Take your group on a journey along Iowa’s Great River Road, and you’ll come to appreciate the diversity of these communities and the wonders of the river that flows through them all.
Start in the South
Groups can make a short or long tour out of Iowa’s Great River Road, breezing quickly along the way or taking their time to linger in the towns and cities that give the road its distinctive charm. For an in-depth experience, start in Keokuk, a town at the southeastern tip of Iowa.
“They have Lock and Dam 19 there,” said Carrie Koelker, executive director of the Eastern Iowa Tourism Association. “It’s the largest lock on the Mississippi River and the site of an electric plant built in 1913. You can actually view the electric power plant still working.”
The National Cemetery in Keokuk is one of 12 original national cemeteries in the United States. Guides take groups on tours of the cemetery to see where Union and Confederate soldiers were buried during the Civil War.
Traveling north from Keokuk, you’ll go through smaller towns such as Fort Madison, Burlington and Muscatine.
“Those are all historic river towns that have their own little gems,” Koelker said. “Burlington has the historic Snake Alley, the crookedest street in the world. Muscatine is known for the Pearl Button Museum, where the history of the button industry comes to life.”
A Fun Foursome
Next stop upriver is the Quad Cities. Comprising Davenport and Bettendorf in Iowa, along with Rock Island and Moline in Illinois, this destination offers a variety of urban amenities and Mississippi River experiences for groups.
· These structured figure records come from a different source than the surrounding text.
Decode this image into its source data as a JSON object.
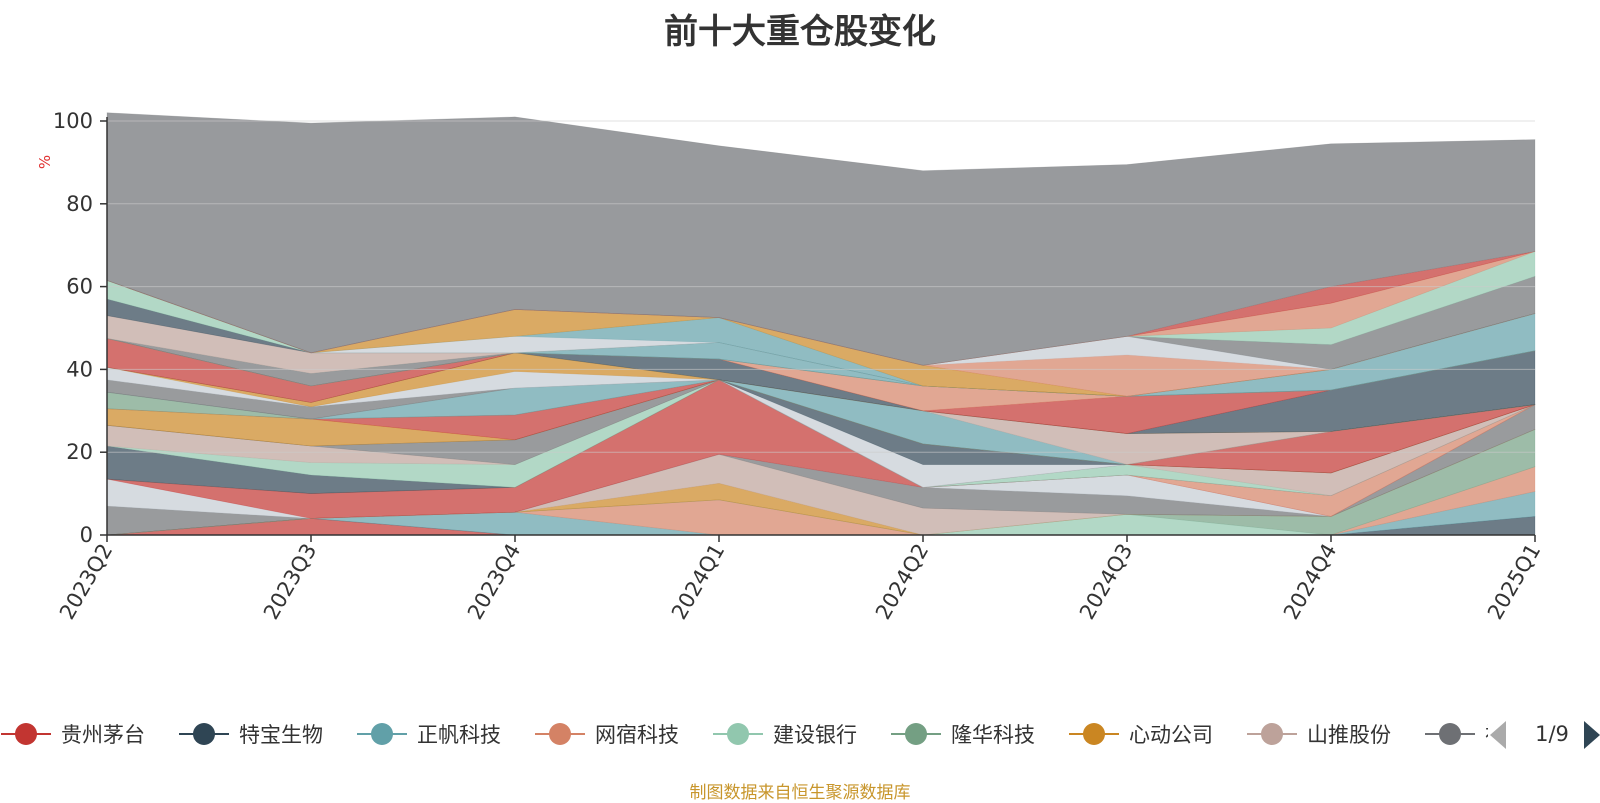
{
  "chart_data": {
    "type": "area",
    "stacked": true,
    "title": "前十大重仓股变化",
    "ylabel": "%",
    "xlabel": "",
    "ylim": [
      0,
      100
    ],
    "yticks": [
      0,
      20,
      40,
      60,
      80,
      100
    ],
    "grid": true,
    "legend_position": "bottom",
    "categories": [
      "2023Q2",
      "2023Q3",
      "2023Q4",
      "2024Q1",
      "2024Q2",
      "2024Q3",
      "2024Q4",
      "2025Q1"
    ],
    "series": [
      {
        "name": "贵州茅台",
        "color": "#c23531",
        "values": [
          0,
          4,
          0,
          0,
          0,
          0,
          0,
          0
        ]
      },
      {
        "name": "特宝生物",
        "color": "#2f4554",
        "values": [
          0,
          0,
          0,
          0,
          0,
          0,
          0,
          4.5
        ]
      },
      {
        "name": "正帆科技",
        "color": "#61a0a8",
        "values": [
          0,
          0,
          5.5,
          0,
          0,
          0,
          0,
          6
        ]
      },
      {
        "name": "网宿科技",
        "color": "#d48265",
        "values": [
          0,
          0,
          0,
          8.5,
          0,
          0,
          0,
          6
        ]
      },
      {
        "name": "建设银行",
        "color": "#91c7ae",
        "values": [
          0,
          0,
          0,
          0,
          0,
          5,
          0,
          0
        ]
      },
      {
        "name": "隆华科技",
        "color": "#749f83",
        "values": [
          0,
          0,
          0,
          0,
          0,
          0,
          4.5,
          9
        ]
      },
      {
        "name": "心动公司",
        "color": "#ca8622",
        "values": [
          0,
          0,
          0,
          4,
          0,
          0,
          0,
          0
        ]
      },
      {
        "name": "山推股份",
        "color": "#bda29a",
        "values": [
          0,
          0,
          0,
          7,
          6.5,
          0,
          0,
          0
        ]
      },
      {
        "name": "",
        "color": "#6e7074",
        "values": [
          7,
          0,
          0,
          0,
          5,
          4.5,
          0,
          6
        ]
      },
      {
        "name": "",
        "color": "#c4ccd3",
        "values": [
          6.5,
          0,
          0,
          0,
          0,
          5,
          0,
          0
        ]
      },
      {
        "name": "",
        "color": "#c23531",
        "values": [
          0,
          6,
          6,
          18,
          0,
          0,
          0,
          0
        ]
      },
      {
        "name": "",
        "color": "#d48265",
        "values": [
          0,
          0,
          0,
          0,
          0,
          0,
          5,
          0
        ]
      },
      {
        "name": "",
        "color": "#2f4554",
        "values": [
          8,
          4.5,
          0,
          0,
          0,
          0,
          0,
          0
        ]
      },
      {
        "name": "",
        "color": "#91c7ae",
        "values": [
          0,
          3,
          5.5,
          0,
          0,
          2.5,
          0,
          0
        ]
      },
      {
        "name": "",
        "color": "#bda29a",
        "values": [
          5,
          4,
          0,
          0,
          0,
          0,
          5.5,
          0
        ]
      },
      {
        "name": "",
        "color": "#6e7074",
        "values": [
          0,
          0,
          6,
          0,
          0,
          0,
          0,
          0
        ]
      },
      {
        "name": "",
        "color": "#c4ccd3",
        "values": [
          0,
          0,
          0,
          0,
          5.5,
          0,
          0,
          0
        ]
      },
      {
        "name": "",
        "color": "#2f4554",
        "values": [
          0,
          0,
          0,
          0,
          5,
          0,
          0,
          0
        ]
      },
      {
        "name": "",
        "color": "#ca8622",
        "values": [
          4,
          6.5,
          0,
          0,
          0,
          0,
          0,
          0
        ]
      },
      {
        "name": "",
        "color": "#c23531",
        "values": [
          0,
          0,
          6,
          0,
          0,
          0,
          10,
          0
        ]
      },
      {
        "name": "",
        "color": "#749f83",
        "values": [
          4,
          0,
          0,
          0,
          0,
          0,
          0,
          0
        ]
      },
      {
        "name": "",
        "color": "#61a0a8",
        "values": [
          0,
          0,
          6.5,
          0,
          8,
          0,
          0,
          0
        ]
      },
      {
        "name": "",
        "color": "#bda29a",
        "values": [
          0,
          0,
          0,
          0,
          0,
          7.5,
          0,
          0
        ]
      },
      {
        "name": "",
        "color": "#6e7074",
        "values": [
          3,
          3,
          0,
          0,
          0,
          0,
          0,
          0
        ]
      },
      {
        "name": "",
        "color": "#c4ccd3",
        "values": [
          3,
          0,
          4,
          0,
          0,
          0,
          0,
          0
        ]
      },
      {
        "name": "",
        "color": "#ca8622",
        "values": [
          0,
          1,
          4.5,
          0,
          0,
          0,
          0,
          0
        ]
      },
      {
        "name": "",
        "color": "#2f4554",
        "values": [
          0,
          0,
          0,
          5,
          0,
          0,
          10,
          13
        ]
      },
      {
        "name": "",
        "color": "#c23531",
        "values": [
          7,
          4,
          0,
          0,
          0,
          9,
          0,
          0
        ]
      },
      {
        "name": "",
        "color": "#d48265",
        "values": [
          0,
          0,
          0,
          0,
          6,
          0,
          0,
          0
        ]
      },
      {
        "name": "",
        "color": "#749f83",
        "values": [
          0,
          0,
          0,
          0,
          0,
          0,
          0,
          0
        ]
      },
      {
        "name": "",
        "color": "#91c7ae",
        "values": [
          0,
          0,
          0,
          0,
          0,
          0,
          0,
          0
        ]
      },
      {
        "name": "",
        "color": "#6e7074",
        "values": [
          0,
          3,
          0,
          0,
          0,
          0,
          0,
          0
        ]
      },
      {
        "name": "",
        "color": "#61a0a8",
        "values": [
          0,
          0,
          0,
          4,
          0,
          0,
          5,
          9
        ]
      },
      {
        "name": "",
        "color": "#bda29a",
        "values": [
          5.5,
          5,
          0,
          0,
          0,
          0,
          0,
          0
        ]
      },
      {
        "name": "",
        "color": "#2f4554",
        "values": [
          4,
          0,
          0,
          0,
          0,
          0,
          0,
          0
        ]
      },
      {
        "name": "",
        "color": "#91c7ae",
        "values": [
          4.5,
          0,
          0,
          0,
          0,
          0,
          0,
          0
        ]
      },
      {
        "name": "",
        "color": "#c4ccd3",
        "values": [
          0,
          0,
          4,
          0,
          0,
          0,
          0,
          0
        ]
      },
      {
        "name": "",
        "color": "#61a0a8",
        "values": [
          0,
          0,
          0,
          6,
          0,
          0,
          0,
          0
        ]
      },
      {
        "name": "",
        "color": "#ca8622",
        "values": [
          0,
          0,
          6.5,
          0,
          5,
          0,
          0,
          0
        ]
      },
      {
        "name": "",
        "color": "#d48265",
        "values": [
          0,
          0,
          0,
          0,
          0,
          10,
          0,
          0
        ]
      },
      {
        "name": "",
        "color": "#c4ccd3",
        "values": [
          0,
          0,
          0,
          0,
          0,
          4.5,
          0,
          0
        ]
      },
      {
        "name": "",
        "color": "#6e7074",
        "values": [
          0,
          0,
          0,
          0,
          0,
          0,
          6,
          9
        ]
      },
      {
        "name": "",
        "color": "#91c7ae",
        "values": [
          0,
          0,
          0,
          0,
          0,
          0,
          4,
          6
        ]
      },
      {
        "name": "",
        "color": "#d48265",
        "values": [
          0,
          0,
          0,
          0,
          0,
          0,
          6,
          0
        ]
      },
      {
        "name": "",
        "color": "#c23531",
        "values": [
          0,
          0,
          0,
          0,
          0,
          0,
          4,
          0
        ]
      },
      {
        "name": "",
        "color": "#7b7d82",
        "values": [
          40.5,
          55.5,
          46.5,
          41.5,
          47,
          41.5,
          34.5,
          27
        ]
      }
    ]
  },
  "legend": {
    "items": [
      {
        "label": "贵州茅台",
        "color": "#c23531"
      },
      {
        "label": "特宝生物",
        "color": "#2f4554"
      },
      {
        "label": "正帆科技",
        "color": "#61a0a8"
      },
      {
        "label": "网宿科技",
        "color": "#d48265"
      },
      {
        "label": "建设银行",
        "color": "#91c7ae"
      },
      {
        "label": "隆华科技",
        "color": "#749f83"
      },
      {
        "label": "心动公司",
        "color": "#ca8622"
      },
      {
        "label": "山推股份",
        "color": "#bda29a"
      },
      {
        "label": "祥",
        "color": "#6e7074"
      }
    ],
    "page_text": "1/9"
  },
  "footer": "制图数据来自恒生聚源数据库"
}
“One popular place that highlights what the river has brought to our area is the River Music Experience,” said Jessica Waytenick, public relations manager at the Quad Cities Convention and Visitors Bureau. “The river brought jazz from New Orleans, folk music from the North and blues from the St. Louis area. They have a great program for groups that traces the migration of the music with live performances.”
Elsewhere in the Quad Cities, visitors can take a tour of another lock and dam at the Mississippi River Visitors Center and learn about the work of the Army Corps of Engineers. Another popular option is an excursion aboard one of several sightseeing boats, such as the Celebration Belle.
“The Celebration Belle docks in Moline, but travels up and down the river for lunch, dinner or sightseeing cruises,” Waytenick said. “In the fall, you see the colors of the trees on a fall foliage cruise.”